Five years after discharge, many ARDS survivors have physical, psychological issues

WEDNESDAY, April 6 (HealthDay News) -- People who experience acute respiratory distress syndrome (ARDS) may feel the ramifications long after discharge in terms of physical limitations, psychological problems, and incurred costs, according to research published in the April 7 issue of the New England Journal of Medicine.

Margaret S. Herridge, M.D., M.P.H., of the University of Toronto, and colleagues evaluated outcomes in 109 survivors of ARDS at intervals ranging from three months to five years after intensive care unit discharge to provide detailed, long-term follow-up data.

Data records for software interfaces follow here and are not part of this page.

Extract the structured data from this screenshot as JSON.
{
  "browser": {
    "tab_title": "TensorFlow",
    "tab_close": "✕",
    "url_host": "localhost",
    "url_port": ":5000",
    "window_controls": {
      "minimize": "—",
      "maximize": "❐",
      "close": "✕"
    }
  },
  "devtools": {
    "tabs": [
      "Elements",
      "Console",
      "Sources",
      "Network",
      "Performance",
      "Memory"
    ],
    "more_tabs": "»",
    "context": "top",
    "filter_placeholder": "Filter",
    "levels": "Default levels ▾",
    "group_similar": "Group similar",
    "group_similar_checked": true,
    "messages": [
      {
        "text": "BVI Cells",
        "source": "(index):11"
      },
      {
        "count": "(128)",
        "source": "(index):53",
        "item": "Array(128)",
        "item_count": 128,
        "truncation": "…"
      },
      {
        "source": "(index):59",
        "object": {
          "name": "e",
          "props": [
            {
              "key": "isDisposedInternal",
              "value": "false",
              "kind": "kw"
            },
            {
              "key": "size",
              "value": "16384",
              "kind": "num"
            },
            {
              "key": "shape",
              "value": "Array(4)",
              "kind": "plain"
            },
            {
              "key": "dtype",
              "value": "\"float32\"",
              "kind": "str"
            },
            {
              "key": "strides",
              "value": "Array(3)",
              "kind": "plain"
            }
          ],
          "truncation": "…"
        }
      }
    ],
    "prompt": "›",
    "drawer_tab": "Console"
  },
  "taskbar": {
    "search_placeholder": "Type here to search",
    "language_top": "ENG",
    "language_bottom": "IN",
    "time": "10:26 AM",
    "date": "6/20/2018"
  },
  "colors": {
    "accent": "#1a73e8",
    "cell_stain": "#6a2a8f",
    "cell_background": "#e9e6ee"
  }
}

The researchers found that neither younger nor older patients returned to normal predicted levels of physical function at five years, though younger patients had greater rates of recovery. The median distance achieved in a six-minute walk at five years was 436 meters, or 76 percent of the predicted distance. Lung function was near-normal to normal, but myriad physical and psychological problems vexed patients and caregivers up to five years, and those with more comorbidities experienced greater five-year costs.

"Exercise limitation, physical and psychological sequelae, decreased physical quality of life, and increased costs and use of health care services are important legacies of severe lung injury," the authors write.

One author disclosed financial relationships with multiple pharmaceutical companies.